Corrello does it's best to work with the majority of Trello boards, however Trello is a very flexible tool and there is a lot of variety in how people use it. What we will give you here is a few pointers on how to best set up Trello to get the most out of Corrello. That's not to say this is the right way to set up your Trello boards but it does broadly follow what the majority of teams seem to do.

If you'd like to learn more about how others are setting up their boards you could read Scrum with Trello from InfoQ written based on what we saw from talking to hundreds of teams when originally building Corrello.

Use the same board for each Sprint

Corrello works best if you use the same board overtime for the same teams work. This allows it to best understand the history of the board. It also saves effort on your part modifying dashboards in Corrello each time a new board is created, means your team can open the same board each week to work on and you don't need to worry about copying over incomplete cards from one board to another when a new sprint starts.

Example Sprint board

The sprint board is the board the team opens each day to see what to work on. The simplest sprint board would have just three columns. Here we have a slightly more complicated one showing how you would map the lists into Corrello as backlog (todo), In Progress (Doing) and Completed (Done).

Where to store your backlog?

You can store your backlog on your main Sprint board, or on a separate 'product board'. Corrello allows you to include multiple boards in a single dashboard so it's really down to you and how large your backlog is. Obviously you could opt to store your backlog completely outside of Trello if you wished as well but that limits some of the benefits Corrello can give you such as monitoring the growth of your backlog and your progress towards completing it.

Tracking releases with the release burnup chart

If you would like to track progress towards completion of an upcoming release or project with the release burnup chart in Corrello you should ideally set your Trello boards out something like this.

In this example, if we selected the v2.0 list for our release burnup Corrello would track all cards from that list as being part of the release burnup chart. Cards added to that list would result in the scope increasing, cards moved to the v2.1 list would see the scope drop. Cards taken from that list and completed would be burnt up on the chart.

Where the release burnup chart doesn't work is if you have a list which will never be completed. The lines will never meet and Corrello can't predict when you will be done, because you never will be!

Archiving cards

Corrello treats archived cards differently depending on if they are completed or not. Completed cards still show up as compeleted if you archive them. It is the act of moving the card to the completed list which Corrello cares about, not that it is still in that list now. Cards Archived while in other lists are simply forgotten, it is assumed the card was deleted as it was no longer relevant.

For the most part it is preferable to archive cards and keep them on the same board, rather than move them to another board when you want to archive them. This is because of how Trello truncates the history of a card when it is moved from one board to another which makes it hard for Corrello to understand where it has been. You can still access your archived items from the menu on the right in Trello.

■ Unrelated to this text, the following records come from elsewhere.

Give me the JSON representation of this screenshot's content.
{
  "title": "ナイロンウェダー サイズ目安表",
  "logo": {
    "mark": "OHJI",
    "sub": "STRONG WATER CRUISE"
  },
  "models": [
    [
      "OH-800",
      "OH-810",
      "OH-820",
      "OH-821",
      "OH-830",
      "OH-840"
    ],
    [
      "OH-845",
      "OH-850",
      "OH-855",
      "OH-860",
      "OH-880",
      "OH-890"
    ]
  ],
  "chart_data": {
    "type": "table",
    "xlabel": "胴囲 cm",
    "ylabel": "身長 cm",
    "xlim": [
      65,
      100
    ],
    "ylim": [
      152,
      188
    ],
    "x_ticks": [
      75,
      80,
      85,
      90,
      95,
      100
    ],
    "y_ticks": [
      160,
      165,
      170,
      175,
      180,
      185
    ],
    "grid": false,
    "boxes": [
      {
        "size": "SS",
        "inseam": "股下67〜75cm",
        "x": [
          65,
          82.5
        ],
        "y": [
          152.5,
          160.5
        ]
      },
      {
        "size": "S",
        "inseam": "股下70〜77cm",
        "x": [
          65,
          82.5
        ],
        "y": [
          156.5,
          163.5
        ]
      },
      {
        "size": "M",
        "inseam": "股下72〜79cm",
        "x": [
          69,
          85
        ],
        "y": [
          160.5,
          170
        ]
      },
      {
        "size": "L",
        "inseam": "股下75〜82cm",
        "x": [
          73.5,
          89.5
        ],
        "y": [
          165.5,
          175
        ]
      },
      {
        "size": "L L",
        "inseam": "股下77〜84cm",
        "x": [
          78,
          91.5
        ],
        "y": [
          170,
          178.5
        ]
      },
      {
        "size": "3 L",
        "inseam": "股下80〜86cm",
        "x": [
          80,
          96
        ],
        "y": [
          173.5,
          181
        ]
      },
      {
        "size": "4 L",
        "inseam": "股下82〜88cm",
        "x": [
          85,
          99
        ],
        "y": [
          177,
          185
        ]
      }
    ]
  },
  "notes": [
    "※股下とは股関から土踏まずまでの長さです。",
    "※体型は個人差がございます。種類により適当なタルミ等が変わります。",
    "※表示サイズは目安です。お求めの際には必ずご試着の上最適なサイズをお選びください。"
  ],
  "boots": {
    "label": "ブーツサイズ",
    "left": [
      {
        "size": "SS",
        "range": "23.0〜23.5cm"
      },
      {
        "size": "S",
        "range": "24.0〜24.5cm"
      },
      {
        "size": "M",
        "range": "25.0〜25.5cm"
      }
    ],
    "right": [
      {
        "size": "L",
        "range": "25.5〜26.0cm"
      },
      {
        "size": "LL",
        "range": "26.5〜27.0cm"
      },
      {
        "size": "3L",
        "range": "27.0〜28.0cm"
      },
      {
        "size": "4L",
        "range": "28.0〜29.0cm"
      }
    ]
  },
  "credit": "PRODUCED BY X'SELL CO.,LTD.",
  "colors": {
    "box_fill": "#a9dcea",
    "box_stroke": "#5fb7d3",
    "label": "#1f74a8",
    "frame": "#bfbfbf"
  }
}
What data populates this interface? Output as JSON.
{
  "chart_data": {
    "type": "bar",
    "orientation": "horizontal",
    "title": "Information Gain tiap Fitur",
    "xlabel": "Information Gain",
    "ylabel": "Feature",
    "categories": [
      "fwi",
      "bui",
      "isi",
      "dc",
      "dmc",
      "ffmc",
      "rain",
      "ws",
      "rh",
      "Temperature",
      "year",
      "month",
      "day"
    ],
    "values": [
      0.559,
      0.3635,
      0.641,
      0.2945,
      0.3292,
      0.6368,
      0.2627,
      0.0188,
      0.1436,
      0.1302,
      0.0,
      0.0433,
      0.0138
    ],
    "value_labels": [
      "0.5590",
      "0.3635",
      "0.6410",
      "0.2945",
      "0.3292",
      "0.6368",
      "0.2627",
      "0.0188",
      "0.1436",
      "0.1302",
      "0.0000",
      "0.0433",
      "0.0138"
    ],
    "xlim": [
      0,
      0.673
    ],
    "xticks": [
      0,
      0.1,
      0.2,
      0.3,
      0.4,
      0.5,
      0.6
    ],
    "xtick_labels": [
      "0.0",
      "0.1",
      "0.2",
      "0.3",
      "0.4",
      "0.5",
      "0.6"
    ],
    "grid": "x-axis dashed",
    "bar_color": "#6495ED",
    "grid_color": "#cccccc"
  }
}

Rename lists? Or create new ones?

Corrello works from the list names in Trello, so if you select a list called 'Done' as your completed list, it will know to use any list with that name in any board included in your dashboard. If you change the name of that list in Trello, Corrello will not know to treat it as a completed list unless you re-select it. This is why we allow you to use a pattern to select the completed lists, as people often like to start a new done list for each week/sprint. For the most part it is best if you can avoid frequently renaming lists in Trello.

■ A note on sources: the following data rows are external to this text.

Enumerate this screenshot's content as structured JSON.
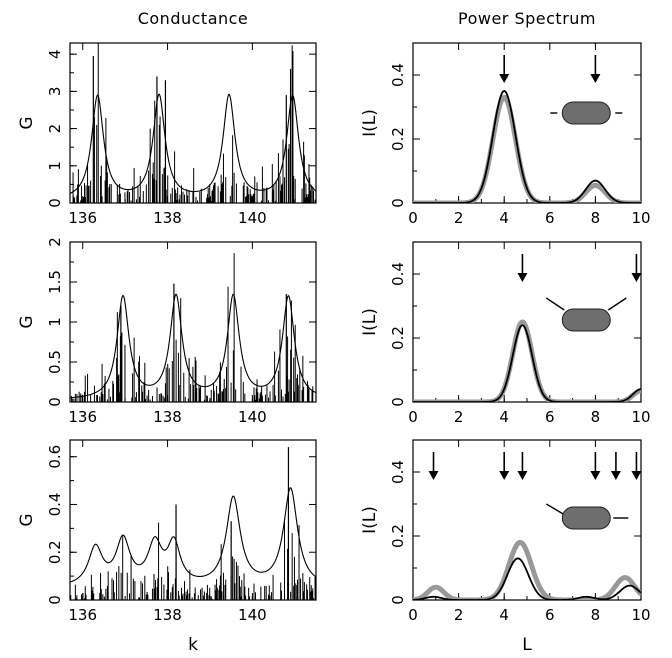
{
  "figure": {
    "left_title": "Conductance",
    "right_title": "Power Spectrum",
    "left_xlabel": "k",
    "right_xlabel": "L"
  },
  "chart_data": [
    {
      "type": "line",
      "panel": "conductance-top",
      "column_title": "Conductance",
      "ylabel": "G",
      "xlabel": "",
      "xlim": [
        135.7,
        141.5
      ],
      "ylim": [
        0,
        4.3
      ],
      "xticks": [
        136,
        138,
        140
      ],
      "xtick_labels": [
        "136",
        "138",
        "140"
      ],
      "yticks": [
        0,
        1,
        2,
        3,
        4
      ],
      "ytick_labels": [
        "0",
        "1",
        "2",
        "3",
        "4"
      ],
      "series": [
        {
          "style": "smooth",
          "peaks": [
            [
              136.35,
              2.8,
              0.17
            ],
            [
              137.8,
              2.8,
              0.17
            ],
            [
              139.45,
              2.8,
              0.17
            ],
            [
              140.95,
              2.8,
              0.17
            ]
          ],
          "baseline": 0.05
        }
      ],
      "spikes": {
        "seed": 11,
        "density": 4,
        "height_ref": 2.8,
        "tall": [
          [
            136.25,
            3.95
          ],
          [
            137.75,
            3.4
          ],
          [
            137.95,
            3.3
          ],
          [
            140.9,
            3.6
          ],
          [
            140.8,
            2.9
          ]
        ]
      }
    },
    {
      "type": "line",
      "panel": "conductance-middle",
      "ylabel": "G",
      "xlabel": "",
      "xlim": [
        135.7,
        141.5
      ],
      "ylim": [
        0,
        2.0
      ],
      "xticks": [
        136,
        138,
        140
      ],
      "xtick_labels": [
        "136",
        "138",
        "140"
      ],
      "yticks": [
        0,
        0.5,
        1,
        1.5,
        2
      ],
      "ytick_labels": [
        "0",
        "0.5",
        "1",
        "1.5",
        "2"
      ],
      "series": [
        {
          "style": "smooth",
          "peaks": [
            [
              136.95,
              1.28,
              0.17
            ],
            [
              138.2,
              1.28,
              0.17
            ],
            [
              139.55,
              1.28,
              0.17
            ],
            [
              140.85,
              1.28,
              0.17
            ]
          ],
          "baseline": 0.02
        }
      ],
      "spikes": {
        "seed": 23,
        "density": 4,
        "height_ref": 1.28,
        "tall": [
          [
            138.15,
            1.48
          ],
          [
            140.8,
            1.35
          ],
          [
            136.9,
            1.2
          ]
        ]
      }
    },
    {
      "type": "line",
      "panel": "conductance-bottom",
      "ylabel": "G",
      "xlabel": "k",
      "xlim": [
        135.7,
        141.5
      ],
      "ylim": [
        0,
        0.67
      ],
      "xticks": [
        136,
        138,
        140
      ],
      "xtick_labels": [
        "136",
        "138",
        "140"
      ],
      "yticks": [
        0,
        0.2,
        0.4,
        0.6
      ],
      "ytick_labels": [
        "0",
        "0.2",
        "0.4",
        "0.6"
      ],
      "series": [
        {
          "style": "smooth",
          "peaks": [
            [
              136.3,
              0.16,
              0.2
            ],
            [
              136.95,
              0.19,
              0.2
            ],
            [
              137.7,
              0.17,
              0.2
            ],
            [
              138.15,
              0.17,
              0.18
            ],
            [
              139.55,
              0.37,
              0.2
            ],
            [
              140.9,
              0.41,
              0.2
            ]
          ],
          "baseline": 0.05
        }
      ],
      "spikes": {
        "seed": 37,
        "density": 3,
        "height_ref": 0.25,
        "tall": [
          [
            140.85,
            0.64
          ],
          [
            138.2,
            0.4
          ],
          [
            139.5,
            0.33
          ]
        ]
      }
    },
    {
      "type": "line",
      "panel": "spectrum-top",
      "column_title": "Power Spectrum",
      "ylabel": "I(L)",
      "xlabel": "",
      "xlim": [
        0,
        10
      ],
      "ylim": [
        0,
        0.5
      ],
      "xticks": [
        0,
        2,
        4,
        6,
        8,
        10
      ],
      "xtick_labels": [
        "0",
        "2",
        "4",
        "6",
        "8",
        "10"
      ],
      "yticks": [
        0,
        0.2,
        0.4
      ],
      "ytick_labels": [
        "0",
        "0.2",
        "0.4"
      ],
      "arrows_at_L": [
        4,
        8
      ],
      "inset": "leads-horizontal",
      "series": [
        {
          "color": "#999999",
          "width": "thick",
          "peaks": [
            [
              4.0,
              0.33,
              0.7
            ],
            [
              8.0,
              0.055,
              0.6
            ]
          ]
        },
        {
          "color": "#000000",
          "width": "thin",
          "peaks": [
            [
              4.0,
              0.35,
              0.7
            ],
            [
              8.0,
              0.07,
              0.6
            ]
          ]
        }
      ]
    },
    {
      "type": "line",
      "panel": "spectrum-middle",
      "ylabel": "I(L)",
      "xlabel": "",
      "xlim": [
        0,
        10
      ],
      "ylim": [
        0,
        0.5
      ],
      "xticks": [
        0,
        2,
        4,
        6,
        8,
        10
      ],
      "xtick_labels": [
        "0",
        "2",
        "4",
        "6",
        "8",
        "10"
      ],
      "yticks": [
        0,
        0.2,
        0.4
      ],
      "ytick_labels": [
        "0",
        "0.2",
        "0.4"
      ],
      "arrows_at_L": [
        4.8,
        9.8
      ],
      "inset": "leads-angled",
      "series": [
        {
          "color": "#999999",
          "width": "thick",
          "peaks": [
            [
              4.8,
              0.25,
              0.6
            ],
            [
              10.0,
              0.035,
              0.5
            ]
          ]
        },
        {
          "color": "#000000",
          "width": "thin",
          "peaks": [
            [
              4.8,
              0.24,
              0.6
            ],
            [
              10.0,
              0.04,
              0.5
            ]
          ]
        }
      ]
    },
    {
      "type": "line",
      "panel": "spectrum-bottom",
      "ylabel": "I(L)",
      "xlabel": "L",
      "xlim": [
        0,
        10
      ],
      "ylim": [
        0,
        0.5
      ],
      "xticks": [
        0,
        2,
        4,
        6,
        8,
        10
      ],
      "xtick_labels": [
        "0",
        "2",
        "4",
        "6",
        "8",
        "10"
      ],
      "yticks": [
        0,
        0.2,
        0.4
      ],
      "ytick_labels": [
        "0",
        "0.2",
        "0.4"
      ],
      "arrows_at_L": [
        0.9,
        4.0,
        4.8,
        8.0,
        8.9,
        9.8
      ],
      "inset": "leads-mixed",
      "series": [
        {
          "color": "#999999",
          "width": "thick",
          "peaks": [
            [
              1.0,
              0.04,
              0.5
            ],
            [
              4.7,
              0.18,
              0.7
            ],
            [
              9.3,
              0.07,
              0.6
            ]
          ]
        },
        {
          "color": "#000000",
          "width": "thin",
          "peaks": [
            [
              0.9,
              0.01,
              0.5
            ],
            [
              4.6,
              0.13,
              0.65
            ],
            [
              7.6,
              0.01,
              0.5
            ],
            [
              9.5,
              0.045,
              0.6
            ]
          ]
        }
      ]
    }
  ]
}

Story points and other measures of effort

Corrello can count story points if you include them in the title of the card in ()'s. For example a card called 'Build the widget (3)' would count as 3 points. If you would also like to indicate a separate amount of points consumed after the card is completed but keep the original number you can but that in []'s. Ie a card called 'Build the widget (3)[5]' would be treated as 5 points after it was completed (ie when calculating velocity).